On 21 January 2021, the first batch of "Time to Walk" audio workouts were introduced. These podcasts for outdoor walking are led by celebrities from academia, entertainment, and sports, mixing talk with a short playlist. Similarly, "Time to Run" workouts were added to the service on 10 January 2022, which feature trainers completing popular running routes in different cities across the world while providing coaching and tips to the listener.

=== Launch ===
When Fitness+ was launched, it was available in Australia, Canada, Ireland, New Zealand, the UK, and the US. On 25 October 2021, Apple announced that beginning 3 November 2021, Fitness+ will also be available in 15 new countries, bringing the total number of countries the service is available to 21. In both new and existing markets, Fitness+ will be available in English, with subtitles in Brazilian Portuguese, English, French, German, Italian, Russian, and Spanish. Fitness+ will expand to 28 new markets including Chile, Hong Kong, India, Japan, the Netherlands, Singapore, Taiwan, and Philippines starting December 15, 2025.

With the release of iOS 16.1, users can subscribe to Apple Fitness+ without an Apple Watch, though fewer metrics are displayed during workouts.

With the release of iOS 17, users of Apple Fitness+ received new Custom Plans and Audio Focus features.

With iOS 18 and watchOS 11, Apple introduces the following new features: users can personalize the overview screen and utilize fitness widgets on the Home and Lock Screen.

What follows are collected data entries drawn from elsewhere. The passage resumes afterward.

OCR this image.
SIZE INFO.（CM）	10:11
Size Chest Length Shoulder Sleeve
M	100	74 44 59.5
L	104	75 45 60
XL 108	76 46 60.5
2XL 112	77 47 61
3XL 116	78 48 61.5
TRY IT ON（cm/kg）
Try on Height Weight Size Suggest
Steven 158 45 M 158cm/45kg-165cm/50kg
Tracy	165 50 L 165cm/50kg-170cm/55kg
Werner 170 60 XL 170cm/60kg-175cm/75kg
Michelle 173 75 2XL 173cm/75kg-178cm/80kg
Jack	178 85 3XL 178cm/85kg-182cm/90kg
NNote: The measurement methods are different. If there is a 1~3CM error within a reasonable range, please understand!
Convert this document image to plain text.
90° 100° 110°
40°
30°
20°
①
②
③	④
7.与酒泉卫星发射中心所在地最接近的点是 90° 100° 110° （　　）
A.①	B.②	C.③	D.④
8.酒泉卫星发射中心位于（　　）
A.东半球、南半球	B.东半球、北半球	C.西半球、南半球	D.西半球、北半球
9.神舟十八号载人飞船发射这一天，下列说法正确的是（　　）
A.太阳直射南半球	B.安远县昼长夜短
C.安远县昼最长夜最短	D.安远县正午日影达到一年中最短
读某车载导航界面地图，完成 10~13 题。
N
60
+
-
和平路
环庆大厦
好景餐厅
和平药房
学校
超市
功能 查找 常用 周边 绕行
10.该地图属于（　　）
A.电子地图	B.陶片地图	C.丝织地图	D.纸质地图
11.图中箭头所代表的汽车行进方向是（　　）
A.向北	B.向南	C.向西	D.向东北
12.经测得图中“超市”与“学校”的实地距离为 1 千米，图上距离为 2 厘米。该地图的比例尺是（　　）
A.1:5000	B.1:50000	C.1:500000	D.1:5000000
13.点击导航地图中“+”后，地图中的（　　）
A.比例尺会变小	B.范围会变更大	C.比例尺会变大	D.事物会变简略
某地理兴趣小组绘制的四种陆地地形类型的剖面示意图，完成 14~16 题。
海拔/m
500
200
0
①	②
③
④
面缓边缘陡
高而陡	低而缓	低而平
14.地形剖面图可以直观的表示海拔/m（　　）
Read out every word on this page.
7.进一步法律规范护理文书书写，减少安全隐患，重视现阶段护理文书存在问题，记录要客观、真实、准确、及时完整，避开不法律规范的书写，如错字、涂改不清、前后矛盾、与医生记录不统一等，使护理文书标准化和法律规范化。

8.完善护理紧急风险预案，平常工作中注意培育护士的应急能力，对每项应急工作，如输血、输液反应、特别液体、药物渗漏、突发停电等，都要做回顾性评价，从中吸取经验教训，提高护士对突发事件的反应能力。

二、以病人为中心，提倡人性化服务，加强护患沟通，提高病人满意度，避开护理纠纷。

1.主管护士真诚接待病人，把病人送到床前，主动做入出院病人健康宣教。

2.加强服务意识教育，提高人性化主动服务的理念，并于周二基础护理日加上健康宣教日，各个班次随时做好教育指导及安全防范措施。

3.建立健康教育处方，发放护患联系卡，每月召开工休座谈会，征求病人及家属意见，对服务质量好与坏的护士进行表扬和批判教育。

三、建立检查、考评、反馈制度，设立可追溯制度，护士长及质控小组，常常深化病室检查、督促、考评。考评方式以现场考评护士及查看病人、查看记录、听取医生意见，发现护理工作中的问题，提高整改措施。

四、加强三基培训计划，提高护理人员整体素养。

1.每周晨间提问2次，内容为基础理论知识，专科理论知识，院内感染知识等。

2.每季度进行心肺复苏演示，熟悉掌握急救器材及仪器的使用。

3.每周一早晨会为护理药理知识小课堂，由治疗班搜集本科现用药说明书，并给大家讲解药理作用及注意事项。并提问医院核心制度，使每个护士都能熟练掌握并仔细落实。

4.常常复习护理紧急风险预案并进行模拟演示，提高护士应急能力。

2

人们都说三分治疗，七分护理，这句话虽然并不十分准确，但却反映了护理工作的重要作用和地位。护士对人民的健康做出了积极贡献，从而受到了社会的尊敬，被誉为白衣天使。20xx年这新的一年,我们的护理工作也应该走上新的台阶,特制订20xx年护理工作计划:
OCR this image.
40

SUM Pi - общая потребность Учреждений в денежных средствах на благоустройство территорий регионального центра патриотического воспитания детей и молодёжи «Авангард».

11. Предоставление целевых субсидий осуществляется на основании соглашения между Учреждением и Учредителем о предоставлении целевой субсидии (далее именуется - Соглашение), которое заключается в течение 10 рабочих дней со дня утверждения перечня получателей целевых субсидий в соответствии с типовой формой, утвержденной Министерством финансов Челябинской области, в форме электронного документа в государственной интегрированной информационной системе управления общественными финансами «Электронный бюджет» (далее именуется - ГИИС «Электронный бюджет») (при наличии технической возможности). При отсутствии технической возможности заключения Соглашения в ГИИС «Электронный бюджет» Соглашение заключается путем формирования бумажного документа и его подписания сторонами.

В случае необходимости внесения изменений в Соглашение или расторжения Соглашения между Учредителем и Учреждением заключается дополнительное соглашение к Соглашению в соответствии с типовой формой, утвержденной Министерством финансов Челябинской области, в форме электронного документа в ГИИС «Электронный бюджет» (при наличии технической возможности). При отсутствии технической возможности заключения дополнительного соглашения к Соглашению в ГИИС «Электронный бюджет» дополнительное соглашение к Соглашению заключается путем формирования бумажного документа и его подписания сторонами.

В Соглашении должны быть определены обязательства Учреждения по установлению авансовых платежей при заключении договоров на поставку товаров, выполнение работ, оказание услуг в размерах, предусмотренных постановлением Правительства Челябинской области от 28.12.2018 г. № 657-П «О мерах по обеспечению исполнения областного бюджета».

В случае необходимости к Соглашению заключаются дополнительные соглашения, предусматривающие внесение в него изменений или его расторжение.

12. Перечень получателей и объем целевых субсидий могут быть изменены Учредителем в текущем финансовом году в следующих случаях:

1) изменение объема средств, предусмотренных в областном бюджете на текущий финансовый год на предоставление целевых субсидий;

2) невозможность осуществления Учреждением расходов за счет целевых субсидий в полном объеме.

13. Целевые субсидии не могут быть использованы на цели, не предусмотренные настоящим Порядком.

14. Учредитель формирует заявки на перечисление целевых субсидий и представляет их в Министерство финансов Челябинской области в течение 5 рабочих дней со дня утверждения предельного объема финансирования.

A new "Training Load" feature analyzes workout intensity. The "Vitals" view summarizes health data collected during sleep. Additionally, individual goals can be set for Activity Rings each day, and the rings can be paused for up to 90 days if needed. A new integration with the Journal App allows for the tracking of mindfulness minutes and mood logging.

== Harassment claim ==
In August 2025, Jay Blahnik, Apple's vice-president for fitness technologies, was accusing of creating a "toxic workplace culture", including claims of harassment, in his department. Apple denied the claims.